How easy it can be to slip into a functional and duty-driven approach to our faith. How easy to let the passion we once knew for Jesus fade away! It’s like a couple who, having been married for a number of years, have let all the necessary responsibilities of work, child-rearing, and community involvement overshadow the romance they once enjoyed with each other.

Are my priorities out of order? It may be an old adage, but it remains true: time is a statement of our priorities. Jesus told a parable about people who were invited to a banquet but failed to show up (Luke 14:16-24). One invitee chose to check on his real estate holdings instead. Another wanted to see the new yoke of oxen he had bought. And a third had just got married and was too absorbed in his marriage. All three allowed self-centered—even if good and necessary—interests to obscure the greatness of the invitation they had received.

Where does God’s invitation stand on our list of priorities? Jesus does not want our leftovers, our token prayers, or just our spare time. He wants us to accept his invitation and put him first. The demands and responsibilities of this world are very real, but that doesn’t mean that we can afford to put aside Jesus’ invitation.

Jesus wants to spend quality time with us every day. When we consider ourselves too busy for him, we are really saying that our relationship with him is not a top priority.

I'm dealing with dry prayer? Dry prayer discourages us. It can lead us to question our faith, or even to question God himself. At one point in their history, it seems that the Israelites had a similar attitude. Speaking through his prophet, God complained about them: "They seek me day after day, and desire to know my ways. . . . They ask me of me just judgments. . . . ‘Why do we fast, but you do not see it?
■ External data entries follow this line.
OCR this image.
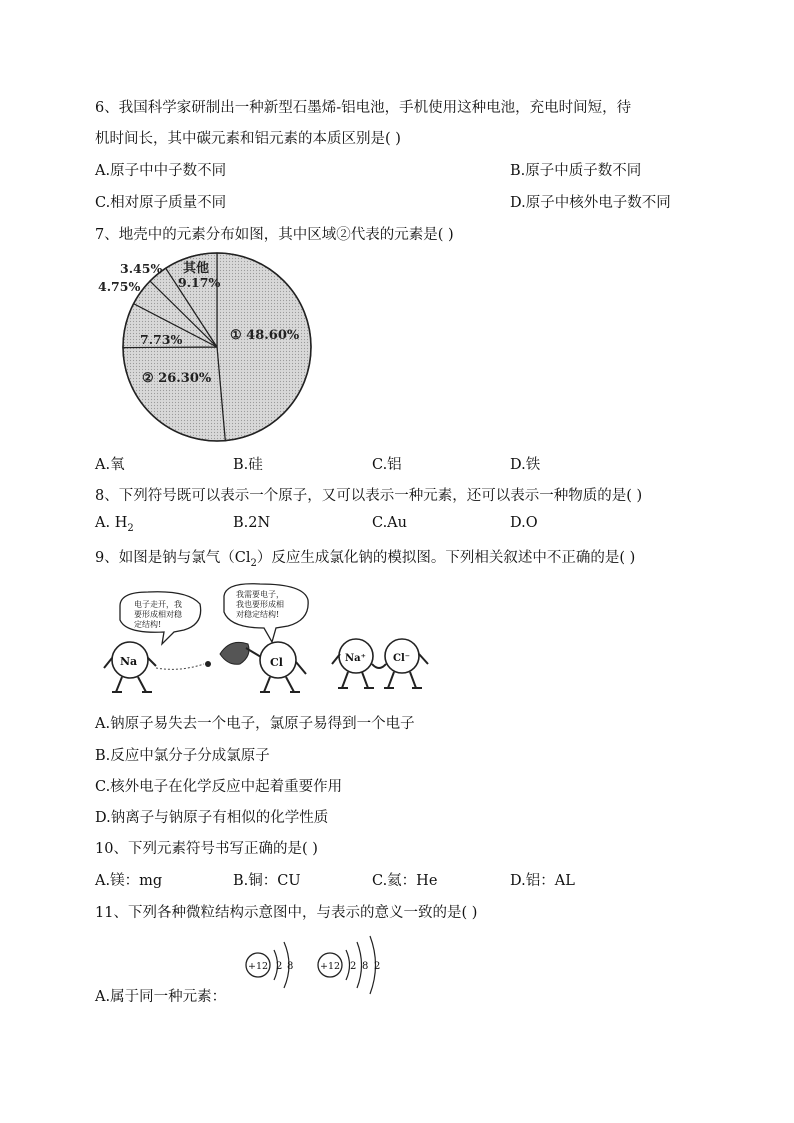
6、我国科学家研制出一种新型石墨烯-铝电池，手机使用这种电池，充电时间短，待
机时间长，其中碳元素和铝元素的本质区别是( )
A.原子中中子数不同	B.原子中质子数不同
C.相对原子质量不同	D.原子中核外电子数不同
7、地壳中的元素分布如图，其中区域②代表的元素是( )
① 48.60%
② 26.30%
7.73%
4.75%
3.45% 其他
9.17%
A.氧	B.硅	C.铝	D.铁
8、下列符号既可以表示一个原子，又可以表示一种元素，还可以表示一种物质的是( )
A. $H_2$	B.2N	C.Au	D.O
9、如图是钠与氯气$(Cl_2)$反应生成氯化钠的模拟图。下列相关叙述中不正确的是( )
电子走开，我
要形成相对稳
定结构!
我需要电子，
我也要形成相
对稳定结构!
Na	Cl	Na⁺	Cl⁻
A.钠原子易失去一个电子，氯原子易得到一个电子
B.反应中氯分子分成氯原子
C.核外电子在化学反应中起着重要作用
D.钠离子与钠原子有相似的化学性质
10、下列元素符号书写正确的是( )
A.镁：mg	B.铜：CU	C.氦：He	D.铝：AL
11、下列各种微粒结构示意图中，与表示的意义一致的是( )
+12 2 8	+12 2 8 2
A.属于同一种元素：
Afflict ourselves, but you take no note?’" (Isaiah 58:2-3). Like the Israelites, we can tell Jesus, "I try to avoid sin, I try to do good. I’ve been faithful to you. But you still don’t answer me."

The problem with these Israelites—and it may be our situation as well—was that despite their participation in the external religious rituals of ancient Israel, they continued to do as they pleased (Isaiah 58:3). Perhaps, like the Israelites, our dryness in prayer comes because we are not as open to God as we like to think we are. Perhaps we have too much confidence in our plans for our lives and consequently are not all that interested in what God may be calling us to.

James said, "You ask but do not receive, because you ask wrongly, to spend it on your passions" (4:3). Jesus wants us to come to him with a pure and humble heart. He wants us to tell him, "Jesus, I want what you want; I will do what you say. I do not want my ways over your ways."

On the other hand, during dry times of prayer God might be asking us to trust him more deeply. Abraham’s wife Sarah doubted the Lord. Zechariah doubted the Lord. Thomas doubted Jesus. Doubts often lead to dryness. But the answer to dry prayer is not to stop praying. On the contrary, the best thing we can do is persevere, knowing that we will find a breakthrough if we hold fast to our hope until the end.

Trust Jesus. Jesus taught us, "All that you ask for in prayer, believe that you will receive it and it shall be yours" (Mark 11:24). Jesus wants us to know that he will answer our prayer because he wants to guide us in every way. The time it takes doesn’t matter because we believe Jesus will answer us. His own life gives proof of this truth.